Era uma visão um tanto ordinária, que parecia mais falar de seres folclóricos, mas que aos poucos foi dando espaço a um relato sensível na mão de grandes compositores. Chico Buarque é o maior deles, ao cantar com lirismo o romance entre duas mulheres (“Bárbara”, “Mar e Lua”) ou com ironia na saga de uma travesti que salvava o mundo no fim do dia, mas era sistematicamente odiada pela população (“Geni e o Zepelim”).
Há canções que sequer foram escritas com a intenção, mas passaram a ser adotadas como hinos da diversidade. “Preconceito”, bolero defendido por Nora Ney, sobreviveu aos anos 1950 graças a uma geração que projetava suas privações no verso: “Existe um preconceito muito forte / separando você de mim”. “Paula e Bebeto”, de Milton Nascimento, e “Toda Forma de Amor”, de Lulu Santos, ressoam até hoje como odes aos muitos tipos de amor.
“Mesmo que Seja Eu”, com Marina Lima cantando no refrão que o homem certo era ela, veio de encontro neste mesmo imaginário, ainda que ela tenha tantas outras canções mais diretas, como “Não Estou Bem Certa” e “Anna Bella”.
Caetano Veloso, João Bosco, Erasmo Carlos também escreveram sobre, mas foram os cantores mais populares dos anos 1970 que ousavam ser mais diretos. Wando e Odair José fizeram uma defesa apaixonada da relação entre dois homens – e isso em plena ditadura militar.
Mas poucos artistas LGBTs colocavam a cara a tapa. Nessa época, em que os gays eram chamados de “entendido”, o baiano Edy Star chutou a porta do armário com uma bota plataforma, o rosto maquiado, cantando um rock: “Chega de brincadeira / já estamos bem entendidos / concubinados, convencidos / Que para um bom entendido / Meia cantada basta”. Mais tarde, Ronaldo Resedá coroava a era disco – uma fase em que o desbunde e a liberdade sexual estavam em alta.
Amiga da fina nata da MPB, a cantora Tuca não entrou para a história, apesar de ter sido pioneira ao rascunhar sua vivência como lésbica em gravações pouco conhecidas. Morreu no esquecimento. Angela Ro Rô, Ana Carolina e Leci Brandão tiveram mais êxitos e fãs.
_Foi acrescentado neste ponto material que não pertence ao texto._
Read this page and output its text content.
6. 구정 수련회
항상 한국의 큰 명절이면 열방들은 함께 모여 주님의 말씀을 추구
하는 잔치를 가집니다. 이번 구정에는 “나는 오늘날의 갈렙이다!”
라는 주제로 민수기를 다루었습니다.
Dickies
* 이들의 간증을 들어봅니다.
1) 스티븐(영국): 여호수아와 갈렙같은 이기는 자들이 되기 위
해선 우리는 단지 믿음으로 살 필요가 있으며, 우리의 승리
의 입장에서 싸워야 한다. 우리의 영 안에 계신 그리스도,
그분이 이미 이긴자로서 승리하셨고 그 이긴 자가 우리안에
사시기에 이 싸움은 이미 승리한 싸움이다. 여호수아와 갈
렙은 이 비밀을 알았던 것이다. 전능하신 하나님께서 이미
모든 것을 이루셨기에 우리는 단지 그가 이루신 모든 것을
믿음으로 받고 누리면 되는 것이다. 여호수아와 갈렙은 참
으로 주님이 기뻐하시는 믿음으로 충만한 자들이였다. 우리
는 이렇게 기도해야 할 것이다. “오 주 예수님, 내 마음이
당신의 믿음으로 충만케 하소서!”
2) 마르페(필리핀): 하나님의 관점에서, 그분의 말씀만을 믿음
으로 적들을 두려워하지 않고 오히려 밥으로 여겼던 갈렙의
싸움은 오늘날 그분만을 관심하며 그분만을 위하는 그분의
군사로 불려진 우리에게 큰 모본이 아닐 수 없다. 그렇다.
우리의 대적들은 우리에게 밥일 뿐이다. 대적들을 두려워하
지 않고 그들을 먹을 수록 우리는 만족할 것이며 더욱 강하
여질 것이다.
Só depois os próprios artistas LGBTs passaram a cantar suas próprias canções de forma mais aberta. Cazuza confrontava valores conservadores, enquanto Renato Russo levava a questão ao rock com “Meninos e Meninas”. Anos depois, gravava um disco em homenagem ao Stonewall, bar em Nova York cuja rebelião há exatos 50 anos deu origem ao movimento.
A chegada do Cansei de Ser Sexy e Banda Uó (com a transexual Candy Mel) moldou a cara de uma música pop, alegre e livre. Com o microfone tomado por direito, deu-se início a uma fase das mais criativas do pop brasileiros – seja com a chegada das drag queens Pabllo Vittar e Gloria Groove emplacando hits fora dos nichos ou com Maria Beraldo, Liniker e os Caramelows e As Bahias e a Cozinha Mineira propondo novas leituras na MPB.
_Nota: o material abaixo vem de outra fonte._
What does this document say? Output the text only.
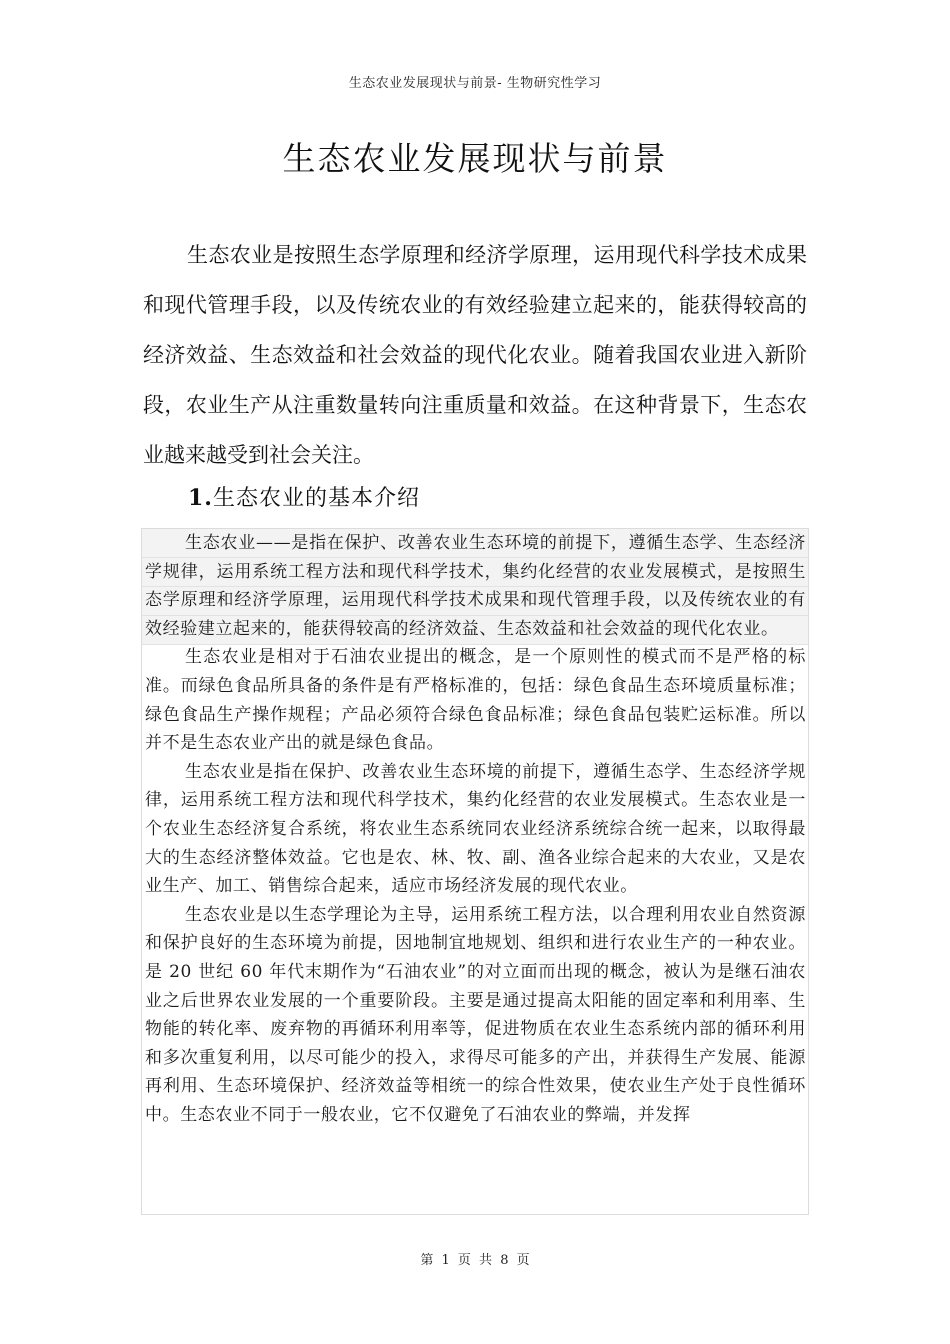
生态农业发展现状与前景- 生物研究性学习
生态农业发展现状与前景

生态农业是按照生态学原理和经济学原理，运用现代科学技术成果和现代管理手段，以及传统农业的有效经验建立起来的，能获得较高的经济效益、生态效益和社会效益的现代化农业。随着我国农业进入新阶段，农业生产从注重数量转向注重质量和效益。在这种背景下，生态农业越来越受到社会关注。

1.生态农业的基本介绍

生态农业——是指在保护、改善农业生态环境的前提下，遵循生态学、生态经济学规律，运用系统工程方法和现代科学技术，集约化经营的农业发展模式，是按照生态学原理和经济学原理，运用现代科学技术成果和现代管理手段，以及传统农业的有效经验建立起来的，能获得较高的经济效益、生态效益和社会效益的现代化农业。

生态农业是相对于石油农业提出的概念，是一个原则性的模式而不是严格的标准。而绿色食品所具备的条件是有严格标准的，包括：绿色食品生态环境质量标准；绿色食品生产操作规程；产品必须符合绿色食品标准；绿色食品包装贮运标准。所以并不是生态农业产出的就是绿色食品。

生态农业是指在保护、改善农业生态环境的前提下，遵循生态学、生态经济学规律，运用系统工程方法和现代科学技术，集约化经营的农业发展模式。生态农业是一个农业生态经济复合系统，将农业生态系统同农业经济系统综合统一起来，以取得最大的生态经济整体效益。它也是农、林、牧、副、渔各业综合起来的大农业，又是农业生产、加工、销售综合起来，适应市场经济发展的现代农业。

生态农业是以生态学理论为主导，运用系统工程方法，以合理利用农业自然资源和保护良好的生态环境为前提，因地制宜地规划、组织和进行农业生产的一种农业。是 20 世纪 60 年代末期作为“石油农业”的对立面而出现的概念，被认为是继石油农业之后世界农业发展的一个重要阶段。主要是通过提高太阳能的固定率和利用率、生物能的转化率、废弃物的再循环利用率等，促进物质在农业生态系统内部的循环利用和多次重复利用，以尽可能少的投入，求得尽可能多的产出，并获得生产发展、能源再利用、生态环境保护、经济效益等相统一的综合性效果，使农业生产处于良性循环中。生态农业不同于一般农业，它不仅避免了石油农业的弊端，并发挥

第 1 页 共 8 页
No rap, Rico Dalasamrimou desejos e preconceitos, abrindo os caminhos para o coletivo Quebrada Queer e até mesmo para Criolo fazer uma ode dançante em “Etérea”: “Mas se tem um jeito esse meu jeito de amar / Quem lhe dá o direito de vir me calar?”
Linn da Quebrada desafia o funk com as rimas brabas e irônicas das dores e as delícias de ser, sim, uma travesti. Finalmente, no século 21, nasce um repertório forte e próprio: nossos próprios hinos gays.